Самуил облокотился и с минуту сидел, закрыв лицо руками. Победив эту минуту слабости, он поднял голову и тихим голосом, ничего не пропуская, описал духовнику свою жизнь: историю своей любви к Валерии, муки ревности, которые он вынес до и после замужества, собственное свое супружество, а затем рассказал, как Рауль нанес ему незаслуженно оскорбление на балу барона Кирхберга, чем поднял в его душе бешеную и дикую жажду мщения. После того Самуил признался, какой дьявольский замысел внушила ему одновременная беременность обеих молодых женщин, как он подменил детей с твердым намерением воспитать сына князя как настоящего еврея-ростовщика и сделать из него «отверженного», наделенного всеми теми недостатками, которые незаслуженно приписывали ему самому. Нисколько и ни в чем себя не оправдывая, он рассказал, как Руфь сделалась любовницей Рауля, как, несмотря на положение виновной, он безжалостно приговорил ее к смерти, и как Руфь вызвала пожар, чтобы прикрыть им свое бегство и кражу бриллиантов.
Все более и более волнуясь этими воспоминаниями, он описал свою несчастную жизнь и ее пустоту, так как самый план мщения был разрушен той страшной любовью, которую он почувствовал к украденному ребенку, свое намерение самоубийством избежать ответственности перед людьми и некоторое утешение, которое находил в убеждении, что за пределами земной жизни нет ничего.
– И в то время, – заключил банкир, – когда я был убежден, что человек не что иное, как материя, голос моего умершего отца доказал мне существование жизни за гробом. И вот, отец Мартин, чтобы загладить хотя бы часть этого зла, которое совершил, я делаюсь христианином, возвращаю похищенному ребенку его родителей и сам не буду разделен с моим сыном различным вероисповеданием. Примет ли Бог мое раскаяние и в решительный момент дарует ли мне силу победить искушение посягнуть на свою жизнь? Это покажет будущее!..

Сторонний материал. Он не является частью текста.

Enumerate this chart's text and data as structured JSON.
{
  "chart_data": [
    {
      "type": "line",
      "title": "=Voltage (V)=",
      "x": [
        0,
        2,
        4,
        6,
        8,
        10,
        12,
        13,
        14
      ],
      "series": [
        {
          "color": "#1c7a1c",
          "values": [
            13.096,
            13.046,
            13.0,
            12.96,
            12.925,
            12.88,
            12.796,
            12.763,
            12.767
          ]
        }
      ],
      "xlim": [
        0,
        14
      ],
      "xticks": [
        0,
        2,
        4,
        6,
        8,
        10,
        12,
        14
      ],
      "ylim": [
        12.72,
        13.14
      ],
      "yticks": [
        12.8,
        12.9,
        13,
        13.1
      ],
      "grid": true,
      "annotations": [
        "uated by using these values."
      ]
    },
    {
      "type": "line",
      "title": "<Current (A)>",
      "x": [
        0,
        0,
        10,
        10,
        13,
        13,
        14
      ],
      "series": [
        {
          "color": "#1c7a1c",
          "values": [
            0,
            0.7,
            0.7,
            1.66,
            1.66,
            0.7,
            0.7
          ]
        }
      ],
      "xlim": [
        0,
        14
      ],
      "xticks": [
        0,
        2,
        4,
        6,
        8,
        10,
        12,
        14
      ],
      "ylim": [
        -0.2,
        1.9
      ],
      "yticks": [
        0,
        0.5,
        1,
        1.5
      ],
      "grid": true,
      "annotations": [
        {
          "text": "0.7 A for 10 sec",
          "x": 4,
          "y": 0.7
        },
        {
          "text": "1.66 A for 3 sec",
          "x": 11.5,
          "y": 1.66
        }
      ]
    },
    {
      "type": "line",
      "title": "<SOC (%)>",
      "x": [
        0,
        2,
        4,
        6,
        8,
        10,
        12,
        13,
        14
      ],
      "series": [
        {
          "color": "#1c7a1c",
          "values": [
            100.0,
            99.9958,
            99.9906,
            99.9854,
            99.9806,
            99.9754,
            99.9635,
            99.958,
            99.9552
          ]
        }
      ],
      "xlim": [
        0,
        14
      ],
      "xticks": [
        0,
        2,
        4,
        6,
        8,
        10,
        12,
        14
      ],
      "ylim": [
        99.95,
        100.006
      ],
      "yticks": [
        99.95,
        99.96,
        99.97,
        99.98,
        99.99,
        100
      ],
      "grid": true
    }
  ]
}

Он замолчал и поник головой.
С ужасом, изумлением и участием выслушал священник длинный рассказ банкира.
– Ужасные бездны раскрывают разнузданные страсти в душе человека, вы это испытали, сын мой. В ослеплении вашем вы пожертвовали жажде мщения невинное создание, которому дали жизнь. Какая будущность ожидала несчастного ребенка, если бы тайну обнаружили, а вы привели в исполнение ваше злостное намерение и сделали бы его вдвойне сиротой? Нет-нет, не хочу и думать, что вы усугубите тяжесть вашего преступления. Оно уже дало весьма печальные плоды и заставило бедную Валерию жестоко поплатиться за измену вам. Да, сын мой, я должен вам сказать, что давно затаенная ревность бушевала в сердце князя, случай заставил его заметить удивительное сходство между вами и тем, кого он считал своим ребенком, но в котором нет ни одной черты его мнимых родителей. Тогда он заподозрил Валерию в измене и, к завершению несчастья, нашел в медальоне, который всегда носила молодая княгиня, ваш портрет, спрятанный под его портретом. После этого видного доказательства князь заявил старому графу и Рудольфу, что жена ему изменила и покрыла его именем прелюбодеяние. Он покинул ее. Лишь просьба умершей матери удержала его от скандального процесса. Родные княгини до сих пор считают ее виновной, и я сам не мог додуматься до настоящего решения загадки.
Самуил вскочил с кресла бледный и потрясенный.
– О, несчастная! Помимо своей воли я мстил тебе, и так жестоко! – воскликнул он, обхватив руками голову. – Мое преступление наложило пятно на честь женщины? Нет, этого я не желал!..
– Пусть это, сын мой, докажет вам еще раз, как бессильна и слепа воля человека. Преклонитесь перед неисповедимыми судьбами Господа, который иногда допускает преступление для того, чтобы оно послужило испытанием и направлением Его чад. Взгляните, как рука Господня употребила ваши собственные страсти на то, чтобы привлечь вас к познанию Бога, а следовательно, к нравственному совершенствованию. Покаяние привело вас к христианской вере и спасло вашу душу от бездны безверия. Безумную гордость Рауля, которая внушила ему считать себя выше других по праву происхождения, Бог наказал, толкнув его на преступление – связь с женой человека, которого он несправедливо оскорбил, а Валерия, не имеющая смелости сдержать слово, данное избраннику своего сердца, терпит поругание, хотя и несправедливое, своей чести.